A practical test: if your staff currently spends more than 5 hours per day on inbound fax processing, the native module probably isn't enough. If it's under an hour and the document mix is straightforward, you might not need to add anything else.
Honey Health integrates with all four of the named EHRs — athenahealth, Epic, eClinicalWorks (cloud and on-prem), NextGen (Office and Enterprise) — using the hybrid pattern that fits each platform's integration model. The implementation team scopes the specific path during onboarding based on which EHR you're running and which deployment pattern.
Frequently asked questions
Which EHR has the easiest fax-to-EHR filing implementation?
athenahealth and the smaller cloud-native EHRs (Elation, NextGen Office, smaller cloud platforms) typically have the shortest implementation timelines because integration is API-based and most of the configuration work happens on the vendor's side. Expect 2–4 weeks from BAA to go-live.

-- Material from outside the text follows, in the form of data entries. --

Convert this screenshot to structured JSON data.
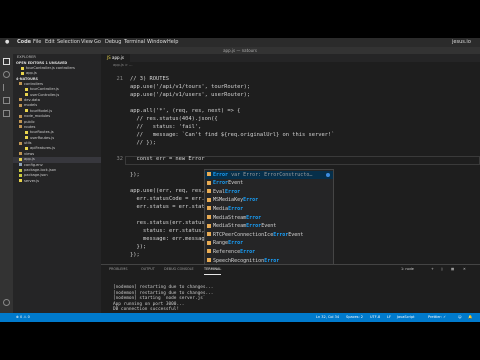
{
  "menubar": {
    "app_name": "Code",
    "items": [
      "File",
      "Edit",
      "Selection",
      "View",
      "Go",
      "Debug",
      "Terminal",
      "Window",
      "Help"
    ],
    "right_text": "jesus.io"
  },
  "titlebar": {
    "title": "app.js — natours"
  },
  "sidebar": {
    "header": "EXPLORER",
    "open_editors_section": "OPEN EDITORS  1 UNSAVED",
    "open_editors": [
      "tourController.js  controllers",
      "app.js"
    ],
    "project_section": "4-NATOURS",
    "files": [
      "controllers",
      "tourController.js",
      "userController.js",
      "dev-data",
      "models",
      "tourModel.js",
      "node_modules",
      "public",
      "routes",
      "tourRoutes.js",
      "userRoutes.js",
      "utils",
      "apiFeatures.js",
      "views",
      "app.js",
      "config.env",
      "package-lock.json",
      "package.json",
      "server.js"
    ],
    "selected_index": 14
  },
  "tab": {
    "label": "app.js"
  },
  "breadcrumb": "app.js > ...",
  "editor": {
    "lines": [
      {
        "n": "21",
        "code": "// 3) ROUTES",
        "cls": "c-com"
      },
      {
        "n": "",
        "code": "app.use('/api/v1/tours', tourRouter);",
        "cls": ""
      },
      {
        "n": "",
        "code": "app.use('/api/v1/users', userRouter);",
        "cls": ""
      },
      {
        "n": "",
        "code": "",
        "cls": ""
      },
      {
        "n": "",
        "code": "app.all('*', (req, res, next) => {",
        "cls": ""
      },
      {
        "n": "",
        "code": "  // res.status(404).json({",
        "cls": "c-com"
      },
      {
        "n": "",
        "code": "  //   status: 'fail',",
        "cls": "c-com"
      },
      {
        "n": "",
        "code": "  //   message: `Can't find ${req.originalUrl} on this server!`",
        "cls": "c-com"
      },
      {
        "n": "",
        "code": "  // });",
        "cls": "c-com"
      },
      {
        "n": "",
        "code": "",
        "cls": ""
      },
      {
        "n": "32",
        "code": "  const err = new Error",
        "cls": ""
      },
      {
        "n": "",
        "code": "",
        "cls": ""
      },
      {
        "n": "",
        "code": "});",
        "cls": ""
      },
      {
        "n": "",
        "code": "",
        "cls": ""
      },
      {
        "n": "",
        "code": "app.use((err, req, res,",
        "cls": ""
      },
      {
        "n": "",
        "code": "  err.statusCode = err.",
        "cls": ""
      },
      {
        "n": "",
        "code": "  err.status = err.status",
        "cls": ""
      },
      {
        "n": "",
        "code": "",
        "cls": ""
      },
      {
        "n": "",
        "code": "  res.status(err.statusCo",
        "cls": ""
      },
      {
        "n": "",
        "code": "    status: err.status,",
        "cls": ""
      },
      {
        "n": "",
        "code": "    message: err.messag",
        "cls": ""
      },
      {
        "n": "",
        "code": "  });",
        "cls": ""
      },
      {
        "n": "",
        "code": "});",
        "cls": ""
      }
    ]
  },
  "suggestions": {
    "items": [
      {
        "label": "Error",
        "detail": " var Error: ErrorConstructo…"
      },
      {
        "label": "ErrorEvent",
        "detail": ""
      },
      {
        "label": "EvalError",
        "detail": ""
      },
      {
        "label": "MSMediaKeyError",
        "detail": ""
      },
      {
        "label": "MediaError",
        "detail": ""
      },
      {
        "label": "MediaStreamError",
        "detail": ""
      },
      {
        "label": "MediaStreamErrorEvent",
        "detail": ""
      },
      {
        "label": "RTCPeerConnectionIceErrorEvent",
        "detail": ""
      },
      {
        "label": "RangeError",
        "detail": ""
      },
      {
        "label": "ReferenceError",
        "detail": ""
      },
      {
        "label": "SpeechRecognitionError",
        "detail": ""
      }
    ],
    "selected_index": 0
  },
  "panel": {
    "tabs": [
      "PROBLEMS",
      "OUTPUT",
      "DEBUG CONSOLE",
      "TERMINAL"
    ],
    "active_tab": 3,
    "terminal_select": "1: node",
    "terminal_lines": [
      "[nodemon] restarting due to changes...",
      "[nodemon] restarting due to changes...",
      "[nodemon] starting `node server.js`",
      "App running on port 3000...",
      "DB connection successful!"
    ]
  },
  "statusbar": {
    "left": "⊗ 0 ⚠ 0",
    "position": "Ln 32, Col 34",
    "spaces": "Spaces: 2",
    "encoding": "UTF-8",
    "eol": "LF",
    "language": "JavaScript",
    "prettier": "Prettier: ✓"
  },
  "colors": {
    "accent": "#007acc",
    "selection": "#062f4a",
    "match": "#18a3ff"
  }
}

Epic and on-prem deployments of eCW or NextGen Enterprise run longer (6–12+ weeks) because the integration mechanism is heavier.
Will the filing software work with our specific Epic build, or is there per-customer configuration?
Every Epic deployment has practice-specific configuration — your work queues, your In Basket pools, your document type taxonomy, your routing rules. A reputable vendor's Epic integration is configured to your specific Epic build during implementation, not deployed identically to every Epic customer. Ask the vendor walk through how they handle Epic-side customization and how long it adds to the timeline.
What about HIPAA when our EHR integration is going through a third-party vendor?
The vendor signs a Business Associate Agreement (BAA) with your practice covering all PHI access through the integration. Strong vendors layer on HITRUST CSF certification and SOC 2 Type II audits, with encryption at rest and in transit through the integration channel. Your EHR vendor (Epic, athenahealth, etc.) doesn't need a separate BAA with the filing software vendor in most cases, because the integration is acting under your practice's authorization.
What happens to inbound faxes during the implementation window?
Most implementations run in shadow mode for the first 1–2 weeks, where the filing software processes inbound faxes but doesn't write to the EHR yet — your staff still does manual filing as a parallel control. After validation, the system moves to live filing, usually with a phased ramp where high-confidence documents file automatically and lower-confidence ones still go through your manual queue. Nothing gets lost; you just have temporarily-duplicated work during the validation phase.
Can we switch EHRs later without redoing the fax-to-EHR filing implementation?
Mostly yes. The vendor's classification, extraction, and AI processing layers don't depend on your EHR; only the write-back layer does. If you migrate from one EHR to another, the vendor reconfigures the write-back integration to the new EHR — usually a 2–4 week additional implementation, not a full re-do. The bigger migration concern is usually your historical document data, not the filing software itself.